National Health Research Institutes

Agency overview
- Formed: 1995
- Jurisdiction: Taiwan
- Headquarters: Zhunan, Miaoli County
- Agency executive: Hsing-Jien Kung, President;
- Website: www.nhri.org.tw

= National Health Research Institutes =

The National Health Research Institutes (NHRI; 國家衛生研究院 (Guójiā Wèishēng Yánjiùyuàn)) in Zhunan Township, Miaoli County, Taiwan, is a non-profit foundation dedicated to medical research and improved healthcare in Taiwan.

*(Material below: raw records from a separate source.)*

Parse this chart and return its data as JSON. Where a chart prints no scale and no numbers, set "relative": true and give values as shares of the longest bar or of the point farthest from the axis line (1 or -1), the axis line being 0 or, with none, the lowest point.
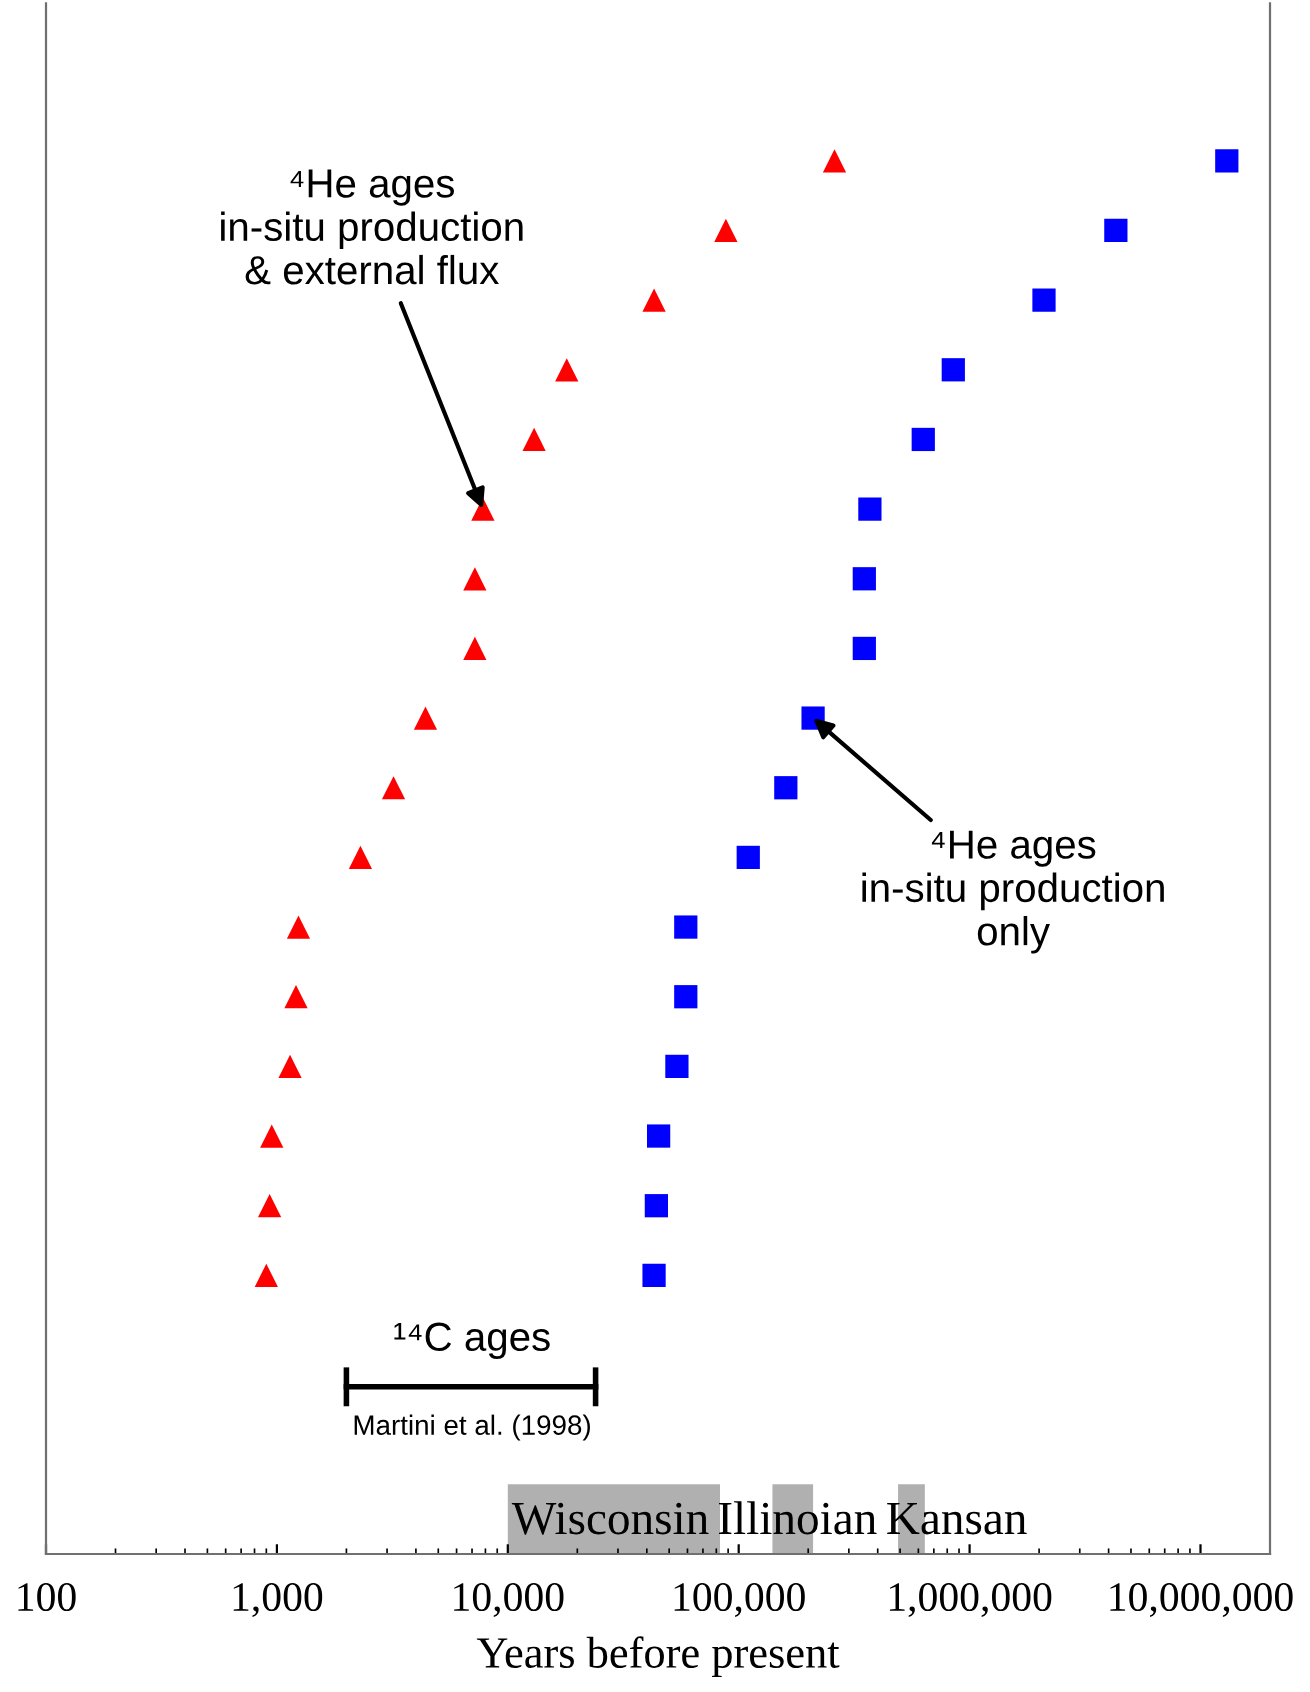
{
  "chart_data": {
    "type": "scatter",
    "relative": true,
    "log": "x",
    "xlabel": "Years before present",
    "xlim": [
      100,
      20000000
    ],
    "xticks": [
      {
        "value": 100,
        "label": "100"
      },
      {
        "value": 1000,
        "label": "1,000"
      },
      {
        "value": 10000,
        "label": "10,000"
      },
      {
        "value": 100000,
        "label": "100,000"
      },
      {
        "value": 1000000,
        "label": "1,000,000"
      },
      {
        "value": 10000000,
        "label": "10,000,000"
      }
    ],
    "tick_labels": "x",
    "grid": false,
    "legend": false,
    "series": [
      {
        "color": "#ff0000",
        "marker": "triangle",
        "x": [
          900,
          930,
          950,
          1140,
          1210,
          1240,
          2300,
          3200,
          4400,
          7200,
          7200,
          7800,
          13000,
          18000,
          43000,
          88000,
          260000
        ],
        "values": [
          0.2,
          0.25,
          0.3,
          0.35,
          0.4,
          0.45,
          0.5,
          0.55,
          0.6,
          0.65,
          0.7,
          0.75,
          0.8,
          0.85,
          0.9,
          0.95,
          1.0
        ]
      },
      {
        "color": "#0000ff",
        "marker": "square",
        "x": [
          43000,
          44000,
          45000,
          54000,
          59000,
          59000,
          110000,
          160000,
          210000,
          350000,
          350000,
          370000,
          630000,
          850000,
          2100000,
          4300000,
          13000000
        ],
        "values": [
          0.2,
          0.25,
          0.3,
          0.35,
          0.4,
          0.45,
          0.5,
          0.55,
          0.6,
          0.65,
          0.7,
          0.75,
          0.8,
          0.85,
          0.9,
          0.95,
          1.0
        ]
      },
      {
        "type": "line",
        "color": "#000000",
        "marker": "none",
        "x": [
          2000,
          24000
        ],
        "values": [
          0.12,
          0.12
        ]
      }
    ],
    "bands": [
      {
        "axis": "x",
        "from": 10000,
        "to": 83000,
        "label": "Wisconsin",
        "color": "#b0b0b0"
      },
      {
        "axis": "x",
        "from": 140000,
        "to": 210000,
        "label": "Illinoian",
        "color": "#b0b0b0"
      },
      {
        "axis": "x",
        "from": 490000,
        "to": 640000,
        "label": "Kansan",
        "color": "#b0b0b0"
      }
    ],
    "annotations": [
      {
        "text": "⁴He ages\nin-situ production\n& external flux",
        "x": 7800,
        "y": 0.75
      },
      {
        "text": "⁴He ages\nin-situ production\nonly",
        "x": 210000,
        "y": 0.6
      },
      {
        "text": "¹⁴C ages",
        "x": 7000,
        "y": 0.12
      },
      {
        "text": "Martini et al. (1998)",
        "x": 7000,
        "y": 0.12
      }
    ]
  }
}
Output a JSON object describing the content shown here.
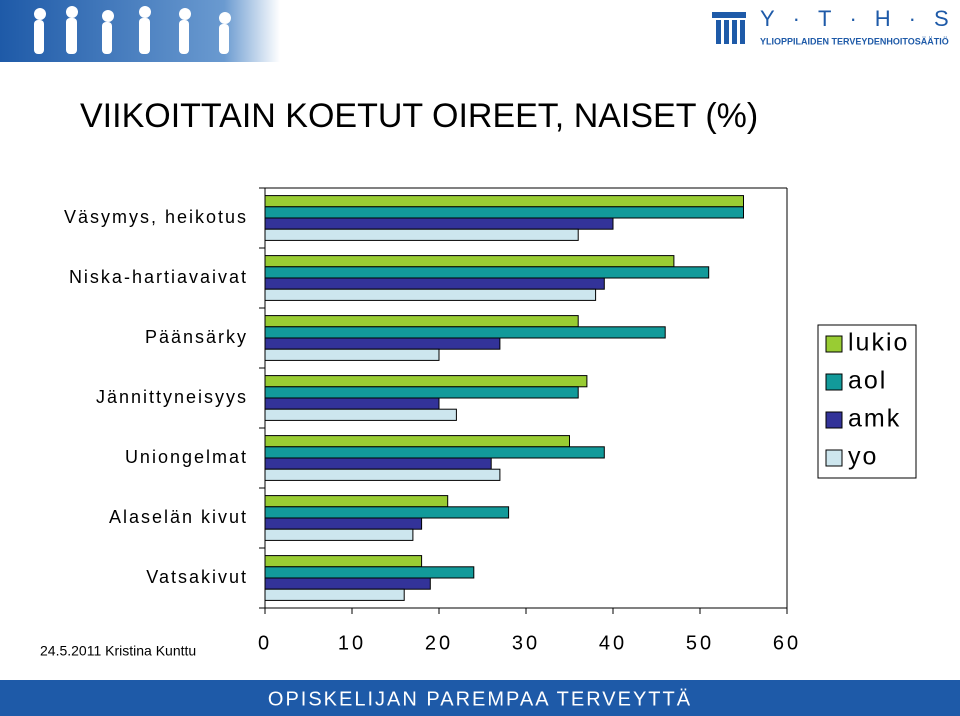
{
  "header": {
    "logo": "Y·T·H·S",
    "logo_subtitle": "YLIOPPILAIDEN TERVEYDENHOITOSÄÄTIÖ"
  },
  "chart_data": {
    "type": "hbar",
    "title": "VIIKOITTAIN KOETUT OIREET, NAISET (%)",
    "categories": [
      "Väsymys, heikotus",
      "Niska-hartiavaivat",
      "Päänsärky",
      "Jännittyneisyys",
      "Uniongelmat",
      "Alaselän kivut",
      "Vatsakivut"
    ],
    "series": [
      {
        "name": "lukio",
        "color": "#99cc33",
        "values": [
          55,
          47,
          36,
          37,
          35,
          21,
          18
        ]
      },
      {
        "name": "aol",
        "color": "#129a9a",
        "values": [
          55,
          51,
          46,
          36,
          39,
          28,
          24
        ]
      },
      {
        "name": "amk",
        "color": "#333399",
        "values": [
          40,
          39,
          27,
          20,
          26,
          18,
          19
        ]
      },
      {
        "name": "yo",
        "color": "#cde6ee",
        "values": [
          36,
          38,
          20,
          22,
          27,
          17,
          16
        ]
      }
    ],
    "xlim": [
      0,
      60
    ],
    "xticks": [
      0,
      10,
      20,
      30,
      40,
      50,
      60
    ],
    "grid": false,
    "legend": "right"
  },
  "footer": {
    "date_author": "24.5.2011 Kristina Kunttu",
    "slogan": "OPISKELIJAN PAREMPAA TERVEYTTÄ"
  }
}
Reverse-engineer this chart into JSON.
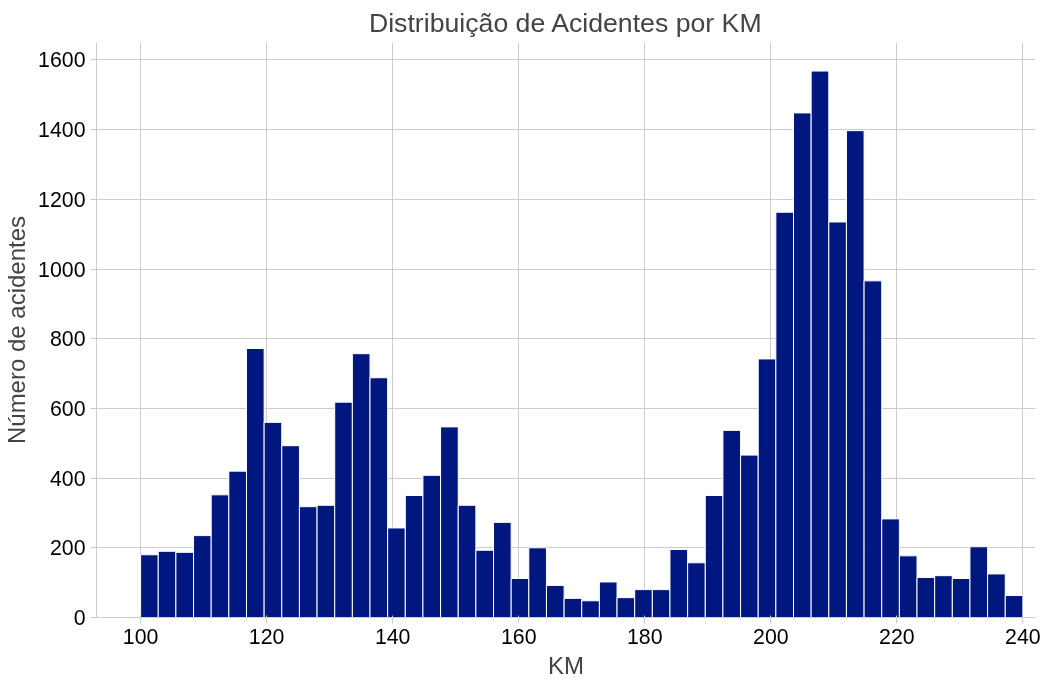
{
  "chart_data": {
    "type": "histogram",
    "title": "Distribuição de Acidentes por KM",
    "xlabel": "KM",
    "ylabel": "Número de acidentes",
    "bins": [
      100,
      102.8,
      105.6,
      108.4,
      111.2,
      114,
      116.8,
      119.6,
      122.4,
      125.2,
      128,
      130.8,
      133.6,
      136.4,
      139.2,
      142,
      144.8,
      147.6,
      150.4,
      153.2,
      156,
      158.8,
      161.6,
      164.4,
      167.2,
      170,
      172.8,
      175.6,
      178.4,
      181.2,
      184,
      186.8,
      189.6,
      192.4,
      195.2,
      198,
      200.8,
      203.6,
      206.4,
      209.2,
      212,
      214.8,
      217.6,
      220.4,
      223.2,
      226,
      228.8,
      231.6,
      234.4,
      237.2,
      240
    ],
    "values": [
      180,
      190,
      187,
      235,
      352,
      420,
      772,
      560,
      493,
      318,
      322,
      618,
      757,
      688,
      257,
      350,
      408,
      547,
      322,
      193,
      273,
      112,
      200,
      92,
      55,
      48,
      102,
      57,
      80,
      80,
      195,
      157,
      350,
      537,
      466,
      742,
      1163,
      1448,
      1568,
      1135,
      1397,
      966,
      283,
      177,
      115,
      120,
      112,
      203,
      125,
      63
    ],
    "color": "#001780",
    "xlim": [
      93,
      242
    ],
    "ylim": [
      0,
      1650
    ],
    "xticks": [
      100,
      120,
      140,
      160,
      180,
      200,
      220,
      240
    ],
    "yticks": [
      0,
      200,
      400,
      600,
      800,
      1000,
      1200,
      1400,
      1600
    ],
    "grid": true
  }
}
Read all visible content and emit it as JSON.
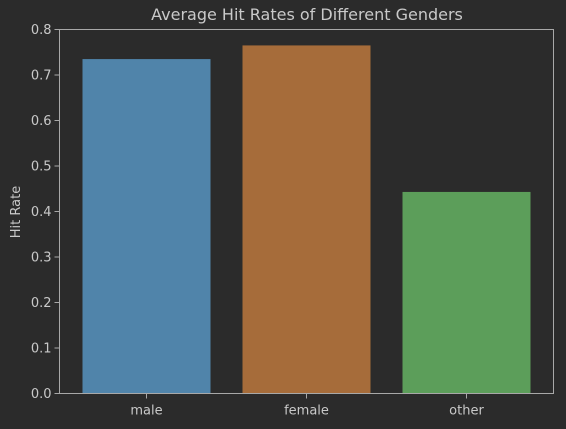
{
  "chart_data": {
    "type": "bar",
    "title": "Average Hit Rates of Different Genders",
    "xlabel": "",
    "ylabel": "Hit Rate",
    "categories": [
      "male",
      "female",
      "other"
    ],
    "values": [
      0.735,
      0.765,
      0.443
    ],
    "colors": [
      "#5084aa",
      "#a66c3a",
      "#5c9e5a"
    ],
    "ylim": [
      0,
      0.8
    ],
    "yticks": [
      "0.0",
      "0.1",
      "0.2",
      "0.3",
      "0.4",
      "0.5",
      "0.6",
      "0.7",
      "0.8"
    ],
    "grid": false,
    "background": "#2b2b2b",
    "axis_color": "#a8a8a8",
    "text_color": "#c9c9c9"
  }
}
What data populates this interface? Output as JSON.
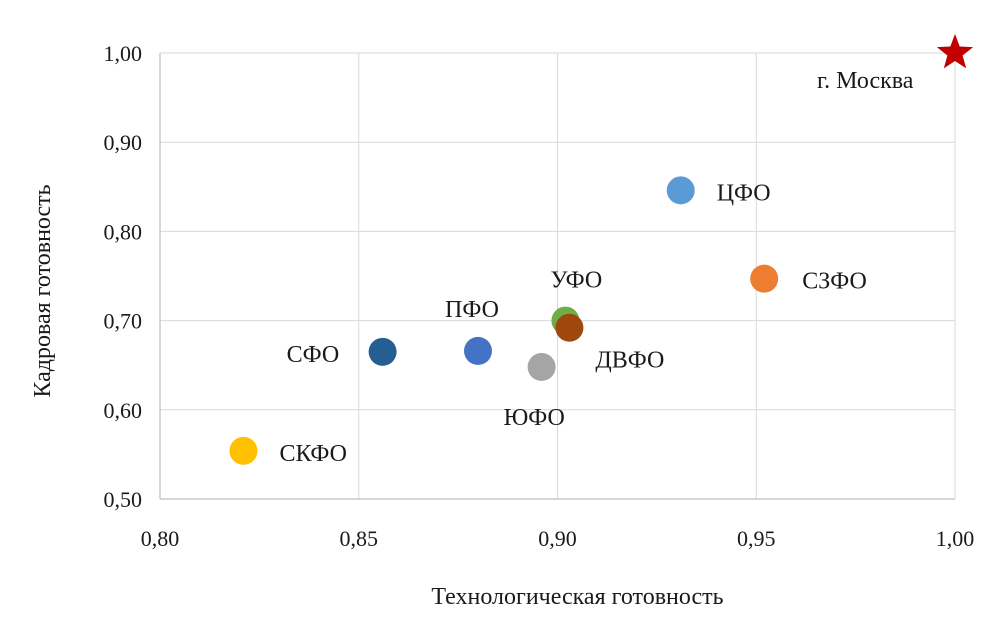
{
  "chart_data": {
    "type": "scatter",
    "title": "",
    "xlabel": "Технологическая готовность",
    "ylabel": "Кадровая готовность",
    "xlim": [
      0.8,
      1.0
    ],
    "ylim": [
      0.5,
      1.0
    ],
    "x_ticks": [
      "0,80",
      "0,85",
      "0,90",
      "0,95",
      "1,00"
    ],
    "x_tick_values": [
      0.8,
      0.85,
      0.9,
      0.95,
      1.0
    ],
    "y_ticks": [
      "0,50",
      "0,60",
      "0,70",
      "0,80",
      "0,90",
      "1,00"
    ],
    "y_tick_values": [
      0.5,
      0.6,
      0.7,
      0.8,
      0.9,
      1.0
    ],
    "grid": true,
    "legend": "none",
    "points": [
      {
        "label": "г. Москва",
        "x": 1.0,
        "y": 1.0,
        "color": "#c00000",
        "marker": "star"
      },
      {
        "label": "ЦФО",
        "x": 0.931,
        "y": 0.846,
        "color": "#5b9bd5",
        "marker": "circle"
      },
      {
        "label": "СЗФО",
        "x": 0.952,
        "y": 0.747,
        "color": "#ed7d31",
        "marker": "circle"
      },
      {
        "label": "УФО",
        "x": 0.902,
        "y": 0.7,
        "color": "#70ad47",
        "marker": "circle"
      },
      {
        "label": "ДВФО",
        "x": 0.903,
        "y": 0.692,
        "color": "#9e480e",
        "marker": "circle"
      },
      {
        "label": "ПФО",
        "x": 0.88,
        "y": 0.666,
        "color": "#4472c4",
        "marker": "circle"
      },
      {
        "label": "СФО",
        "x": 0.856,
        "y": 0.665,
        "color": "#255e91",
        "marker": "circle"
      },
      {
        "label": "ЮФО",
        "x": 0.896,
        "y": 0.648,
        "color": "#a5a5a5",
        "marker": "circle"
      },
      {
        "label": "СКФО",
        "x": 0.821,
        "y": 0.554,
        "color": "#ffc000",
        "marker": "circle"
      }
    ]
  }
}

Established by the Taiwan government in 1995, NHRI is under the supervision of the Ministry of Health and Welfare.

==Organisation==
NHRI currently has 11 research units:

===Research Units===
Source:
- National Institute of Cancer Research
- Taiwan Cooperative Oncology Group, TCOG
- Institute of Cellular and System Medicine
- Institute of Population Health Sciences
- Institute of Biotechnology and Pharmaceutical Research
- Institute of Molecular and Genomic Medicine
- National Institute of Infectious Diseases and Vaccinology
- National Institute of Environmental Health Sciences
- Institute of Biomedical Engineering and Nanomedicine
- Immunology Research Center
- Center for Neuropsychiatric Research

== Cooperation ==
The NHRI is a member of the World Federation for Culture Collections (WFCC) and the Asian Consortium for the Conservation and Sustainable Use of Microbial Resources (ACM).